JETS Review of Wes Hill’s “Paul and the Trinity”


Earlier this year, Dr. Wesley Hill (Assistant Professor of Biblical Studies at the Trinity School for Ministry) published his Durham dissertation with Eerdmans, entitled Paul and the Trinity: Persons, Relations, and the Pauline Letters. It argues a straightforward thesis that, within Pauline studies, is fairly revolutionary (but which, within the Reformed circles in which Wes and I respectively run, is, of course, “no big deal”): namely, that trinitarian categories that are often seen by scholars to be late and post-Pauline—and, thus, should be excluded from the discussion—can and should be brought to the table in exegesis of Paul’s letters.

The book has been widely acclaimed by a host of NT scholars, and on the whole I found it to be very helpful and illuminating.[1] I believe Hill has more or less made his case that we cannot approach the Christian Paul (post-conversion) as if he maintained an unchanged Jewish monotheism, but rather deal seriously with how his experience of Jesus Christ has thoroughly re-mapped his entire understanding of God in a trinitarian direction.

A side-aspect of Hill’s analysis, however, takes a pretty hard line against Christology-as-Christology (or, at least, it comes across that way, even if Hill was not necessarily intending that). And as a budding “Christology guy,” this obviously piqued my interest the most. While he registers several good points about some common problems within NT Christology, I still think there is room for exploring NT Christology both in itself and as a part of a broader trinitarian discussion. It is along these lines that I spend the most time in my review of the book, which has recently been published in the December issue of the Journal of the Evangelical Theological Society, volume 58.4. You can download a copy of the review here.

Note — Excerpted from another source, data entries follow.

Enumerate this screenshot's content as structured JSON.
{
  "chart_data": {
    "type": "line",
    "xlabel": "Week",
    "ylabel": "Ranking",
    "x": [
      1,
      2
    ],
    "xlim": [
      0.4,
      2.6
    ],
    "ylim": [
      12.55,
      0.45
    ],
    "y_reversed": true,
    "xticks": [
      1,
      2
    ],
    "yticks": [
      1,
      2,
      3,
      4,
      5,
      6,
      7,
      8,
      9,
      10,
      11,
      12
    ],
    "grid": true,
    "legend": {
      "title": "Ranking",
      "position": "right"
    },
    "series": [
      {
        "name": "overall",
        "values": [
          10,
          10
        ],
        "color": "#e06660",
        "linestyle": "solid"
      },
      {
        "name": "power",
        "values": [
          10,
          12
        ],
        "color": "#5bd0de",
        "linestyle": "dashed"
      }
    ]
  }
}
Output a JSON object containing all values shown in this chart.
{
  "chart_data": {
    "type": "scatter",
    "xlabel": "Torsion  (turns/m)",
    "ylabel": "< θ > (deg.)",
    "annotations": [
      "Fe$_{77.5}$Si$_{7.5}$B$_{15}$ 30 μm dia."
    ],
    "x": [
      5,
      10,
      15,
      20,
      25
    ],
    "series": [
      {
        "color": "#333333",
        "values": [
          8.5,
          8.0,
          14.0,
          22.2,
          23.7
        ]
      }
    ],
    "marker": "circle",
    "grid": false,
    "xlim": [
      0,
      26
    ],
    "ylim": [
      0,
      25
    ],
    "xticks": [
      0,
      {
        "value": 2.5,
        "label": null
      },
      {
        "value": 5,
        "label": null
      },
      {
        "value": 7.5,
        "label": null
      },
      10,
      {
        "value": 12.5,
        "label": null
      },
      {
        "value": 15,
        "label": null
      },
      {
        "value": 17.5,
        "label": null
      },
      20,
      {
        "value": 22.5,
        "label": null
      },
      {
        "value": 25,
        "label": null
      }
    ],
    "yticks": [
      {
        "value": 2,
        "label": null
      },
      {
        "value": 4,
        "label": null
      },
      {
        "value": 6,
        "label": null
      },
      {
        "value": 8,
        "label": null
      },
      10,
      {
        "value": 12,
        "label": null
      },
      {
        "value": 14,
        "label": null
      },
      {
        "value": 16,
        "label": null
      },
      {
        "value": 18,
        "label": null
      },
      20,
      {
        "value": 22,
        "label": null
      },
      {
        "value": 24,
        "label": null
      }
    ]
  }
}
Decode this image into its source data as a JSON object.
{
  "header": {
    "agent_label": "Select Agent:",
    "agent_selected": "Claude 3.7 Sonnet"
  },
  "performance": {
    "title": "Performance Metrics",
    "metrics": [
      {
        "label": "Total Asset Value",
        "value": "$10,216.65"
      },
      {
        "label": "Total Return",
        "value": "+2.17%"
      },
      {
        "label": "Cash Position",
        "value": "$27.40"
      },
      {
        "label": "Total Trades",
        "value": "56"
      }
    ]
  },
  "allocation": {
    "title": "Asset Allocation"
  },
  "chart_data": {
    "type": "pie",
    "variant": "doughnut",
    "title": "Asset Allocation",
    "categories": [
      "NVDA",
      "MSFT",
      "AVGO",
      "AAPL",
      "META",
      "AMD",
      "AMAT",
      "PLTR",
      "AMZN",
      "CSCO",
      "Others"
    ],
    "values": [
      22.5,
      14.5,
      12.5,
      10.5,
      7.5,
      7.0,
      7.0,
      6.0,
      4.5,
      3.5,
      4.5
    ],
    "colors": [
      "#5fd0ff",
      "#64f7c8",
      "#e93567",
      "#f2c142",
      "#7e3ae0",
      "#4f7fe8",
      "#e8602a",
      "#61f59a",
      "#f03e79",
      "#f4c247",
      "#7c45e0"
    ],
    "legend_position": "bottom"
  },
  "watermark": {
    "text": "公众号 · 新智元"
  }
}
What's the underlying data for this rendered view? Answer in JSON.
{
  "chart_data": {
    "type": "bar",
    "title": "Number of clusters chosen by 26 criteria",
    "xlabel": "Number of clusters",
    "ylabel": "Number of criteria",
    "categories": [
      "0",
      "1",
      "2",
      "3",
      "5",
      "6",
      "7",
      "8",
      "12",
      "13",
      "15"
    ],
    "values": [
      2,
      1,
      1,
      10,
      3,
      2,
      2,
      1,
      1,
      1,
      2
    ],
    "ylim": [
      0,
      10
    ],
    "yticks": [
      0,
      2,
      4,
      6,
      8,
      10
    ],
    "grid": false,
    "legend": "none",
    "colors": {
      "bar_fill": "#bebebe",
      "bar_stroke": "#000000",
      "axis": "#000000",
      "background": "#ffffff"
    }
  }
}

[1] I will note, however, that there is a rampant tendency in Christian book publishing to declare that any and every book is a “must read” or “required reading” or “revolutionary.” That is similar to how every parent thinks their child is above average. Neither is mathematically possible. So I tend to be more judicious in ascribing such high praise to every book out there, for it dilutes the meaning of such words. That said, no doubt Hill’s book is very well-written, helpful, encouraging, scholarly, persuasive, and deserving of a wide audience.